O setor do alojamento turístico em Portugal registou 3,1 milhões de hóspedes e 8,1 milhões de dormidas em junho de 2025, traduzindo-se em crescimentos homólogos de 2,5% e 3,1%, respetivamente. Os dados divulgados esta quinta-feira, 31 de julho, pelo Instituto Nacional de Estatística (INE) indicam que as dormidas de não residentes voltaram a crescer, após uma ligeira quebra no mês anterior.
Após uma ligeira quebra em maio (-0,1%), as dormidas de não residentes subiram 2,0% em junho, totalizando 5,7 milhões. Já as dormidas de residentes mantiveram o ritmo de crescimento, com um aumento de 5,8%, atingindo 2,4 milhões.
Alemanha destaca-se entre os mercados internacionais
Entre os principais mercados emissores, a Alemanha registou o maior crescimento em junho, com um aumento de 9,0% nas dormidas. O Canadá também evidenciou uma subida significativa (+7,7%), seguido pelos Estados Unidos(+5,5%). Em contraciclo estiveram os mercados francês e brasileiro, com quebras de 8,2% e 7,5%, respetivamente.
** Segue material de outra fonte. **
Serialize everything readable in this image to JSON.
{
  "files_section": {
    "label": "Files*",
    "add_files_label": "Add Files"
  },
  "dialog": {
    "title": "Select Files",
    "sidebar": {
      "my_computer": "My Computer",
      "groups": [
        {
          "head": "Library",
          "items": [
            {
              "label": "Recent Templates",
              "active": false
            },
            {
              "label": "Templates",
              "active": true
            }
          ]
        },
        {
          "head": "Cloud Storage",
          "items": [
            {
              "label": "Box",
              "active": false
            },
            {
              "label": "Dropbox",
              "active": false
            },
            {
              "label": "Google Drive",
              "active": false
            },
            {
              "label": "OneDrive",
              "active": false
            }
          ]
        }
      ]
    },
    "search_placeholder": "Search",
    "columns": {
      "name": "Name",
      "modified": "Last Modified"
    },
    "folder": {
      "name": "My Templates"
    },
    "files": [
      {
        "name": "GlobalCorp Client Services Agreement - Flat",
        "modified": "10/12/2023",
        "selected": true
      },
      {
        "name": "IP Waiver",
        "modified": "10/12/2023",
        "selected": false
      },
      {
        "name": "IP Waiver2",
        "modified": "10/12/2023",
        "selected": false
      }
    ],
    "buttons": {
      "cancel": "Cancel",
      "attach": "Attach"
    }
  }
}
O Reino Unido manteve-se como o principal mercado emissor, representando 20,3% das dormidas de não residentes, apesar de uma ligeira quebra de 1,0% face ao mesmo mês do ano anterior.
Todas as regiões do país registaram aumentos no número de dormidas em junho. O destaque vai para o Alentejo, com um crescimento de 9,6%, e para o Norte, com +6,6%. O Algarve concentrou 29,4% do total de dormidas, seguido pela Grande Lisboa (21,9%).
As dormidas de residentes aumentaram sobretudo na RA Madeira (+37,7%), no Alentejo (+13,6%) e no Oeste e Vale do Tejo (+9,2%). Já entre os não residentes, os maiores crescimentos ocorreram na Península de Setúbal (+9,9%) e no Norte (+8,3%).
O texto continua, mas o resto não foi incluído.